In the above program:
- Replace `your-databricks-account-id` with the ID of your Databricks account.
- Replace `arn:aws:iam::123456789012:role/DatabricksLogDeliveryRole` with the ARN of the IAM role that has the necessary permissions to write to your S3 bucket.
- Replace `your-databricks-config-id` with the configuration ID specific to your Databricks setup.
- You may need to adjust the `delivery_path_prefix` or `delivery_start_time` according to your organizational requirements.

Remember that proper IAM roles and policies must be set up in your AWS account to allow Databricks to write logs to your S3 bucket.
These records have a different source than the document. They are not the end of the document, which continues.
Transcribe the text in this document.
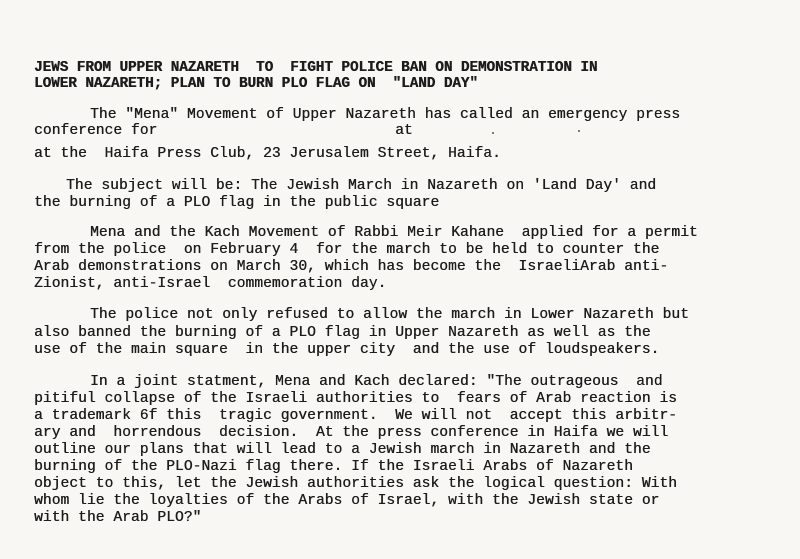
JEWS FROM UPPER NAZARETH  TO  FIGHT POLICE BAN ON DEMONSTRATION IN
LOWER NAZARETH; PLAN TO BURN PLO FLAG ON  "LAND DAY"
The "Mena" Movement of Upper Nazareth has called an emergency press
conference for                           at
at the  Haifa Press Club, 23 Jerusalem Street, Haifa.
The subject will be: The Jewish March in Nazareth on 'Land Day' and
the burning of a PLO flag in the public square
Mena and the Kach Movement of Rabbi Meir Kahane  applied for a permit
from the police  on February 4  for the march to be held to counter the
Arab demonstrations on March 30, which has become the  IsraeliArab anti-
Zionist, anti-Israel  commemoration day.
The police not only refused to allow the march in Lower Nazareth but
also banned the burning of a PLO flag in Upper Nazareth as well as the
use of the main square  in the upper city  and the use of loudspeakers.
In a joint statment, Mena and Kach declared: "The outrageous  and
pitiful collapse of the Israeli authorities to  fears of Arab reaction is
a trademark 6f this  tragic government.  We will not  accept this arbitr-
ary and  horrendous  decision.  At the press conference in Haifa we will
outline our plans that will lead to a Jewish march in Nazareth and the
burning of the PLO-Nazi flag there. If the Israeli Arabs of Nazareth
object to this, let the Jewish authorities ask the logical question: With
whom lie the loyalties of the Arabs of Israel, with the Jewish state or
with the Arab PLO?"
You can find more information about these resources in the Pulumi documentation:
- [`databricks.MwsLogDelivery`](https://www.pulumi.com/registry/packages/databricks/api-docs/mwslogdelivery/)
- [`databricks.MwsCredentials`](https://www.pulumi.com/registry/packages/databricks/api-docs/mwscredentials/)
- [`databricks.MwsStorageConfigurations`](https://www.pulumi.com/registry/packages/databricks/api-docs/mwsstorageconfigurations/)

Using Pulumi to configure the log delivery allows you to manage and version the infrastructure as part of your code. This practice enables you to apply software engineering principles to infrastructure management, such as code reviews, version control, and CI/CD for infrastructure changes.